The next step in feature prioritization is to analyze each feature’s cost, benefit, and demand. Here are some questions to ask yourself as you assess each factor:

  • Cost – How long will it take to build the feature? How difficult will it be? How will it affect the rest of the software? Do you have the expertise on staff to accomplish it?
  • Benefit / Impact – What impact will it make on the business? Try to measure the value in tangible terms, such as the potential value of a new market segment, or of the reduced churn for the number of clients who could possibly stay if this feature was added. Consider sorting feature requests according to customer value to see if there are any patterns to what your most valuable customers are requesting.
  • Urgency / Demand – How badly do your clients want or need this feature? Are your competitors offering it or working on it? Are customers about to leave because you don’t have it? To get a better feel for what customers really want, Dan Dukeson also suggests that you ask customers to prioritize those feature requests. “Me too” type voting can be less-than-helpful for SaaS companies, because most customers will agree that they want most proposed features.

Some companies go as far as assigning points to each feature request based on each of these factors (such as a value of 1 to 4) to make it easier to evaluate them. However, your final choice will probably be qualitative and not quantitative, and based on discussions among your staff.

Creating a Production Schedule

Once you’ve prioritized your feature requests, it’s time to get things on a calendar — or at least organize the tasks into some kind of timeline.

For example, SaaS company Groove moves priority feature requests into quarterly and then monthly lists and reassesses those lists each quarter. In Moonclerk’s case, they decide on these features and goals together at the company’s annual retreat.

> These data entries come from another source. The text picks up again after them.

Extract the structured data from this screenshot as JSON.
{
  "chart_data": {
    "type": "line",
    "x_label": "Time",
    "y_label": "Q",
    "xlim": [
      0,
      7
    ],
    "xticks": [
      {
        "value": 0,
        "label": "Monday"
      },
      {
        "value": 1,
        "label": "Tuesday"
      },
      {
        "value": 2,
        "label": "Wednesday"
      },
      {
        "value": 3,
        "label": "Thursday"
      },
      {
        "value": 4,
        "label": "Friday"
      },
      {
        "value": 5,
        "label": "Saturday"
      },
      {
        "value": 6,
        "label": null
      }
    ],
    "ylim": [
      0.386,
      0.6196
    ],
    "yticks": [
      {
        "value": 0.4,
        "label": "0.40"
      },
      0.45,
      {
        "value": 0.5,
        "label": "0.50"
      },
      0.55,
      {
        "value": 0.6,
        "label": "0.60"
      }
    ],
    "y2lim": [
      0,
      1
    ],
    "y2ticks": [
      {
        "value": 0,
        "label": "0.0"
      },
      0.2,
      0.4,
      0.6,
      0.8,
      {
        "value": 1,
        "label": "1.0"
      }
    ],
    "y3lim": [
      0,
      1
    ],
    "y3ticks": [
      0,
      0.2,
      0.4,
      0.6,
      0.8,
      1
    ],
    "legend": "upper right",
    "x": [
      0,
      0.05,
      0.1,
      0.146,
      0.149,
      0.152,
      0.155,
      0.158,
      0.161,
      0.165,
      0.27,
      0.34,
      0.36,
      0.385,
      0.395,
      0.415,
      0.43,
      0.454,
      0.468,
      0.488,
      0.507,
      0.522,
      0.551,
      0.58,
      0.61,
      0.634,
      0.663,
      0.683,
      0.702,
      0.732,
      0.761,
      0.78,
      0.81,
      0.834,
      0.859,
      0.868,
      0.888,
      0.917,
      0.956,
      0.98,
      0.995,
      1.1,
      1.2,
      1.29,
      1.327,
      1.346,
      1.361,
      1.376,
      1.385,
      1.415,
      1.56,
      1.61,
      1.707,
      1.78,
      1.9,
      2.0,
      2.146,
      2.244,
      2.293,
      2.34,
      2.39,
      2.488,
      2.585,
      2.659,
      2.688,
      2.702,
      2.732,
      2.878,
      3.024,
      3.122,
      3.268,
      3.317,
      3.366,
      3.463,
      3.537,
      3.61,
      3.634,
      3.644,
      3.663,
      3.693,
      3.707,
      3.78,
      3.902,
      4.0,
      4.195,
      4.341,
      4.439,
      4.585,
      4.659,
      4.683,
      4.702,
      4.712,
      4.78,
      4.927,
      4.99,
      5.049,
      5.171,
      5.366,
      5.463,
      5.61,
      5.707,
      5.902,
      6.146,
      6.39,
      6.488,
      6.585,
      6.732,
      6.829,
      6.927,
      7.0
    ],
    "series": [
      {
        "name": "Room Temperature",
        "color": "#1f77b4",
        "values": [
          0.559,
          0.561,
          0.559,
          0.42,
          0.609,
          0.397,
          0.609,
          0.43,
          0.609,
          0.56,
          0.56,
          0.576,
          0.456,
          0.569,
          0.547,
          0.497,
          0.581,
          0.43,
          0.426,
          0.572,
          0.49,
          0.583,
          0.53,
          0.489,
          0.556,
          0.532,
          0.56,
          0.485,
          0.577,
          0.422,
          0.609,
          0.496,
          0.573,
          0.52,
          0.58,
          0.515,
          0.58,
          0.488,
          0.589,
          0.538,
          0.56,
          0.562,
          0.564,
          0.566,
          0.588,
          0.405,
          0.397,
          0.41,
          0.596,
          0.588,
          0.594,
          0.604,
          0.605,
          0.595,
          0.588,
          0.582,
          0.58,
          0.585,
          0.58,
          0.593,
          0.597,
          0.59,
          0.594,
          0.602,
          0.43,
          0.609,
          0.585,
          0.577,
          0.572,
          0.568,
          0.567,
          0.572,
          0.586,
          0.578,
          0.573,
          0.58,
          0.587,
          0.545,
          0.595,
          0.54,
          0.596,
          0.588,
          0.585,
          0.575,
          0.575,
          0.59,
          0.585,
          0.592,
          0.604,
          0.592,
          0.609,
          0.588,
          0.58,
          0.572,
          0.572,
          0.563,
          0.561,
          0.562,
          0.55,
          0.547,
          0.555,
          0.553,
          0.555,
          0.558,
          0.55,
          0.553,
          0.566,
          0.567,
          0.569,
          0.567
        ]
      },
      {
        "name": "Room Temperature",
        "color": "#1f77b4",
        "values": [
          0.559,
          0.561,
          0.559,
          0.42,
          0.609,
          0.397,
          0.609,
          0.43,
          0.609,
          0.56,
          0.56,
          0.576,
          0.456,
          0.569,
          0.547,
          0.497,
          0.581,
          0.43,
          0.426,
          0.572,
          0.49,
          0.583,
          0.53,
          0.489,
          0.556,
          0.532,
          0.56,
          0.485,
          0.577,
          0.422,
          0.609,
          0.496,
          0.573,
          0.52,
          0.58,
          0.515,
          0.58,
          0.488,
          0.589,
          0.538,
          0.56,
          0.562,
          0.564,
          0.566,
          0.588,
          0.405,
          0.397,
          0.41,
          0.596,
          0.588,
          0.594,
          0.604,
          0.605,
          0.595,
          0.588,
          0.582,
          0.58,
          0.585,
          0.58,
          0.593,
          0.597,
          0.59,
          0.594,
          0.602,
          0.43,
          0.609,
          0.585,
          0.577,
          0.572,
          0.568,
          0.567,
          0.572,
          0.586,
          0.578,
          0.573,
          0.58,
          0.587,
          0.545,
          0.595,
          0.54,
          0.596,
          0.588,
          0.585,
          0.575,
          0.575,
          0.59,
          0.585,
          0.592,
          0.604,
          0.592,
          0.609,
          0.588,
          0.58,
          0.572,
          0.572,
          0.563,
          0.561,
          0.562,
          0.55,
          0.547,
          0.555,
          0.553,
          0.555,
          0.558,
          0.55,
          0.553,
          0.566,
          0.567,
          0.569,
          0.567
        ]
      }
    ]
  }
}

Other companies stick with a less formal system, using labels as basic as “vetoed,” “future,” “doing,” and “done” with less of a focus on deadlines and dates.

You can decide the best schedule for your company. As long as the schedule is regular and doesn’t get ignored, you’re in good shape. (Note that bugs are different than feature requests and require a different procedure.)

How to Follow up on Feature Requests

No one should ever submit a feature request only to have it disappear, never to be seen again.

This is where the customer-focused companies stand out above the rest.

Every request deserves a personalized reply when it’s first made, from a real person (not an autoresponder). This is a great time to ask any questions that will clarify what the client really needs out of the feature and THANK THEM for taking the time to share their insights.

Here’s an example of our president, Andy, responding directly to a feature request that was made in a Capterra review:

After the initial follow up, the customer who submitted the request should receive periodic updates, especially when their request’s status changes to “scheduled” or even to “rejected.”

In fact, clients can continue to provide helpful feedback throughout the production process. They’ve already demonstrated that they’re invested in this feature and are interested in its success. That makes them perfect for testing the versions of the new feature before it goes live for all clients.

If your goal is to develop a more personal relationship and rapport with your customers (and it should be), keep your customers in the loop as you embark on new production. Try to speak frankly about your struggles prioritizing feature requests, if you have them. Understanding how your company prioritizes feature production according to its overall goals may really help your customers connect with your company.